Sobre cebolas e armaduras

Há muitos anos uma amiga começou a me chamar de "cebola", ela justificava o apelido carinhoso dizendo que assim como uma cebola eu tinha "várias camadas" e quase todo mundo acessava apenas as camadas mais superficiais. Me identificava com o apelido, mas não questionei os motivos ou mesmo que camadas eram essas. Lembro-me que na mesma época eu escrevia constantemente sobre sentir que tinha uma armadura que quase ninguém conseguia transpor e que as vezes era pesada e desconfortável, me impedia de ter relações profundas e saudáveis e muitas vezes afastava as pessoas de mim. Sempre gostei muito de gente, das histórias, das trocas, dos relacionamentos, mas eu simplesmente afastava as pessoas.
Com o tempo e depois de muita psicoterapia, fui compreendendo que a raiva era essa armadura pesada, essa primeira camada da cebola que ficava exposta e que acabava ficando mais dura como forma de proteção. Já faz um tempo que venho compreendendo que já não preciso mais da raiva para me proteger, ela foi um elemento de proteção muito importante durante minha infância e adolescência, mas agora já não é mais necessária, tenho autonomia, noção de limites e cultivo relações saudáveis o que me permite abrir mão dessa proteção, posto que agora construí um lugar de segurança onde posso habitar.

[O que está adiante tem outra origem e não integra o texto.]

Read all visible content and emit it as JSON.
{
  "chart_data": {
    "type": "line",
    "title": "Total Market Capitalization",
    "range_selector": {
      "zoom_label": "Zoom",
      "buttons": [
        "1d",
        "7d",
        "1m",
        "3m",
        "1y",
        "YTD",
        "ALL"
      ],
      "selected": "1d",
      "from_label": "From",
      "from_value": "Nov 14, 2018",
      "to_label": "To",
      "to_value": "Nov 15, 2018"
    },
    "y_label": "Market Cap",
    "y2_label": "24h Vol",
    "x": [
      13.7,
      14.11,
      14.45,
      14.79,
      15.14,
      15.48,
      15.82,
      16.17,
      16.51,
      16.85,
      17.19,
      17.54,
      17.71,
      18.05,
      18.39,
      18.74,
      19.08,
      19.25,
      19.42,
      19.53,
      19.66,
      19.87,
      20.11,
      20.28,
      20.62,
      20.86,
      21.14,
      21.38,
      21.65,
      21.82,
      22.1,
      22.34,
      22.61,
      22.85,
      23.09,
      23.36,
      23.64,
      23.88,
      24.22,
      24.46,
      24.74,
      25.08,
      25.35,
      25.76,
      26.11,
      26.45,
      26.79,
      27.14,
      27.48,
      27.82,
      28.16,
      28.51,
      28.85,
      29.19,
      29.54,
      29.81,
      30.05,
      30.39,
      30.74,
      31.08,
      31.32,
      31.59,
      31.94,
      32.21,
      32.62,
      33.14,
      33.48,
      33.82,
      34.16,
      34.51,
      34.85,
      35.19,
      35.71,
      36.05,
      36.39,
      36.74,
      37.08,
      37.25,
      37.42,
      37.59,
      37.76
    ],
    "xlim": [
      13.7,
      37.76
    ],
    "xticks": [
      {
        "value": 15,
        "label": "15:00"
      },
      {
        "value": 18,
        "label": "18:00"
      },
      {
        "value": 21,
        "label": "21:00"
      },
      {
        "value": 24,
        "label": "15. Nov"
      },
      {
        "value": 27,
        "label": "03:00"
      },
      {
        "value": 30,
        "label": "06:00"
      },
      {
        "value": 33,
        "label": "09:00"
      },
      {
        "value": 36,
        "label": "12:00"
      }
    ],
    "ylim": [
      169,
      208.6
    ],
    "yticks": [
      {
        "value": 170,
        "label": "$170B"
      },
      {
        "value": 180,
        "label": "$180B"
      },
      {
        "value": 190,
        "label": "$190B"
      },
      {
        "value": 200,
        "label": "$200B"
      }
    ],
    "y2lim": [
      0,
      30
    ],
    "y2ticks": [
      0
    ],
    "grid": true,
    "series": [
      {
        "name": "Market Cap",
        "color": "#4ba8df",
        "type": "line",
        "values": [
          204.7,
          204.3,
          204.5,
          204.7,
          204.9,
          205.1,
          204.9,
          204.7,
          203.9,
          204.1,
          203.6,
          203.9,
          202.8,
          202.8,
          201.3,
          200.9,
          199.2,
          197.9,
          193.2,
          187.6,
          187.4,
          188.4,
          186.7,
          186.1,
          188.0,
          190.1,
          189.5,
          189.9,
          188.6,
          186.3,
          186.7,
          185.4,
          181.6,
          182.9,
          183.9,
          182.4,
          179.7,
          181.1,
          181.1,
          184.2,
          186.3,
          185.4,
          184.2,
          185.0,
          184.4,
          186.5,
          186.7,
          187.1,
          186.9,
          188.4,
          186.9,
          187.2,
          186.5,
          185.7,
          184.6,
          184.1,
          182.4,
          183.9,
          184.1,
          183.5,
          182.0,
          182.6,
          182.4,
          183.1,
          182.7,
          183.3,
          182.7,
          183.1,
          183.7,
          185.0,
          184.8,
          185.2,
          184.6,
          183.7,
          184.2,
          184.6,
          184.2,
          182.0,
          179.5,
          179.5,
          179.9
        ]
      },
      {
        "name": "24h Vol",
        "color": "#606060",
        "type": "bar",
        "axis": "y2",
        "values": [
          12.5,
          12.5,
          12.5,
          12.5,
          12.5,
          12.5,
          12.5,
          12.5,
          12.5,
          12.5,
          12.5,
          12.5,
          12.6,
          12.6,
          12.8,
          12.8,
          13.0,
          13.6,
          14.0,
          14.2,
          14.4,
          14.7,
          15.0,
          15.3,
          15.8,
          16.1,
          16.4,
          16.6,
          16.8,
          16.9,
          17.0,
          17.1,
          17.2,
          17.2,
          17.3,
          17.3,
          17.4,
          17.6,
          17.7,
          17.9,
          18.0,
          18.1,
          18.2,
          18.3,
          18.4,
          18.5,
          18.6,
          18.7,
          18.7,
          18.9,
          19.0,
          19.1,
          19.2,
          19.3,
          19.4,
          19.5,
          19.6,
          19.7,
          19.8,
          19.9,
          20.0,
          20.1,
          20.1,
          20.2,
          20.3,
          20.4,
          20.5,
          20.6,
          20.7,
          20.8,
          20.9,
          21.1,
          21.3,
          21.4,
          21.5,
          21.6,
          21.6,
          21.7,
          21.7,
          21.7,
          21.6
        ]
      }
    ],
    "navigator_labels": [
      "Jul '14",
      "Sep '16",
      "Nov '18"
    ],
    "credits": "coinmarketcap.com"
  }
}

Segurança... É sobre isso que vim falar neste texto. Agora que compreendi a primeira camada e a flexibilizei, fui obrigada a olhar para a camada seguinte e debaixo da raiva e das posturas defensivas adivinhem o que eu encontrei: a insegurança!
Logo eu que fui na maior parte da vida esse ser com tantas certezas absolutas, levantando tantas bandeiras, adorando se enfiar até o topo da cabeça em qualquer instituição que de alguma forma me desse orientações de quais caminhos seguir e no que acreditar. Logo eu essa mulher tão forte, que parece sempre saber exatamente para onde está indo e que deixa as pessoas ao seu redor com essa sensação constante de segurança. Sério?! Logo eu? Insegura, eu?!
Pois sim! Passei os últimos dois anos inteirinhos me debatendo com isso que estava chamando de síndrome da impostora e na realidade agora me dou conta de que era eu abrindo mão da primeira camada e tomando consciência da segunda. Antes me protegia com a raiva porque tenho medo, porque as violências que vivi me fizeram acreditar que as coisas eram ruins porque eu não era boa o suficiente, porque eu causava problemas ou por não ser capaz de solucioná-los. Me fizeram acreditar que o mundo todo é violento e que eu preciso gritar para conseguir o que quero, sair no soco para garantir meu lugar e agir de forma brutal (e de preferencia nem um pouco "feminina") para conseguir garantir algum sucesso na vida.
Agora que tenho aprendido a cuidar da minha criança interna, a compreender toda a dor que ela ainda sente, a acolhe-la em todos os seus medos e inseguranças, a mulher que sou se torna capaz de tirar a armadura aos poucos para se permitir sentir a vida, desfrutar do próprio corpo, se entregar as relações.
Não sei quais são as próximas camadas, mas já consigo enxergar melhor essa versão de mim que é mais segura, mais aberta e mais leve na maneira de enxergar e lidar com as coisas. Acho que autoconhecimento é isso... Aprender a compreender todas as versões e camadas de mim, não para resolve-las, mas para aprender a conviver com todas elas.